Installed CUDA 9.0 and everything worked fine, I could train my models on the GPU.
Afte a while I noticed I forgot to install cuDNN, however it seems that pytorch does not complain about this. On an image with only CUDA installed, if I run

torch.backends.cudnn.version() I get 7102 and torch.backends.cudnn.enabled == True

When I did install cuDNN from https://developer.nvidia.com/cudnn, everything still worked fine, I still got the same outputs for the two command above, but I didn’t get significant speedups.

Does this mean if one installs only CUDA and PyTorch, cuDNN also gets magically installed? Or is there a way how to check if pytorch is really using the speedups promised from cuDNN?
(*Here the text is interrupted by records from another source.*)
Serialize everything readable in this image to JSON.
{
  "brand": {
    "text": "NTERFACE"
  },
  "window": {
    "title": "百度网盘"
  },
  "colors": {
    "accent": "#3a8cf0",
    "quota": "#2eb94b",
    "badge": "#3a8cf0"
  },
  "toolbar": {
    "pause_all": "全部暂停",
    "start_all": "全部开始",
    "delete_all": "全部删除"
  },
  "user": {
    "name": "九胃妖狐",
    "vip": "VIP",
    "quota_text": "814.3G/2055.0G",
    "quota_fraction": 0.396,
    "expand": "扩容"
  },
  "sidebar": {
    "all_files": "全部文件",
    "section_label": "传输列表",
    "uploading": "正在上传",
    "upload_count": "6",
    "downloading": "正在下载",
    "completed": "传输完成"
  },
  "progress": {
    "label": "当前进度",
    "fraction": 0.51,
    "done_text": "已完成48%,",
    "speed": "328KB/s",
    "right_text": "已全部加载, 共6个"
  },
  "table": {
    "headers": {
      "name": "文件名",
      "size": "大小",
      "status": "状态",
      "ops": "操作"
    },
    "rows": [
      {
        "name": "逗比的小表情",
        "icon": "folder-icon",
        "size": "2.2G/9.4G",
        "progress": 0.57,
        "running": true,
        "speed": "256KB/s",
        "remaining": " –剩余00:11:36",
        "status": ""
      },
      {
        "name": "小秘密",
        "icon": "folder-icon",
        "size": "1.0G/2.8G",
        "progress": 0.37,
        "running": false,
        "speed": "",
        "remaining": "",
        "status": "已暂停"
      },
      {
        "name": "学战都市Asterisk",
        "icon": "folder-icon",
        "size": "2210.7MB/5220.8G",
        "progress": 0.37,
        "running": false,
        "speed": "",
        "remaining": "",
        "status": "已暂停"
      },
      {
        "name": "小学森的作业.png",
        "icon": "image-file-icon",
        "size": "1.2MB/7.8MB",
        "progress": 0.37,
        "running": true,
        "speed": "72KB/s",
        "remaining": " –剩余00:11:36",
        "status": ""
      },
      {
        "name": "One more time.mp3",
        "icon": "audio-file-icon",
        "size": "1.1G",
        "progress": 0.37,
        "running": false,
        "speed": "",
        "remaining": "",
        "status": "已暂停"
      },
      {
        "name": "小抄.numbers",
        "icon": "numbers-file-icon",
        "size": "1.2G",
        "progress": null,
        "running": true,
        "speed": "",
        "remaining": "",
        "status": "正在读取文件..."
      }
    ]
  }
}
Any advice? Thanks :slight_smile:

3 Likes

How did you install PyTorch?
The binaries are shipped with CUDA and cuDNN already.

14 Likes

I used a script like this, to install CUDA, cuDNN and Python and then used pipenv install torch to install PyTorch. The image was based on Google Clouds “ubuntu-1604-lts”. But even if I comment out the line that installs cuDNN nothing seems to change for my PyTorch installation?

# install CUDA
echo "Checking for CUDA and installing."
# Check for CUDA and try to install.
if ! dpkg-query -W cuda-9-0; then
  # The 16.04 installer works with 16.10.
  wget https://developer.download.nvidia.com/compute/cuda/repos/ubuntu1604/x86_64/cuda-repo-ubuntu1604_9.0.176-1_amd64.deb
  sudo apt-key adv --fetch-keys http://developer.download.nvidia.com/compute/cuda/repos/ubuntu1604/x86_64/7fa2af80.pub
  sudo dpkg -i cuda-repo-ubuntu1604_9.0.176-1_amd64.deb
  sudo apt-get update
  sudo apt-get install cuda-9-0 -y
fi

# install cuDNN
sudo dpkg -i /tmp/libcudnn7_7.1.4.18-1+cuda9.0_amd64.deb


# install python
sudo add-apt-repository ppa:deadsnakes/ppa
sudo apt-get update
sudo apt-get install -y python3.6
sudo apt-get install -y python3-pip

# install pipenv
sudo pip3 install pipenv

Ok, I just found an answer by soumith on another thread:

“if you want to use pytorch with an NVIDIA GPU, all you need to do is install pytorch binaries and start using it. We ship with everything in-built (pytorch binaries include CUDA, CuDNN, NCCL, MKL, etc.).”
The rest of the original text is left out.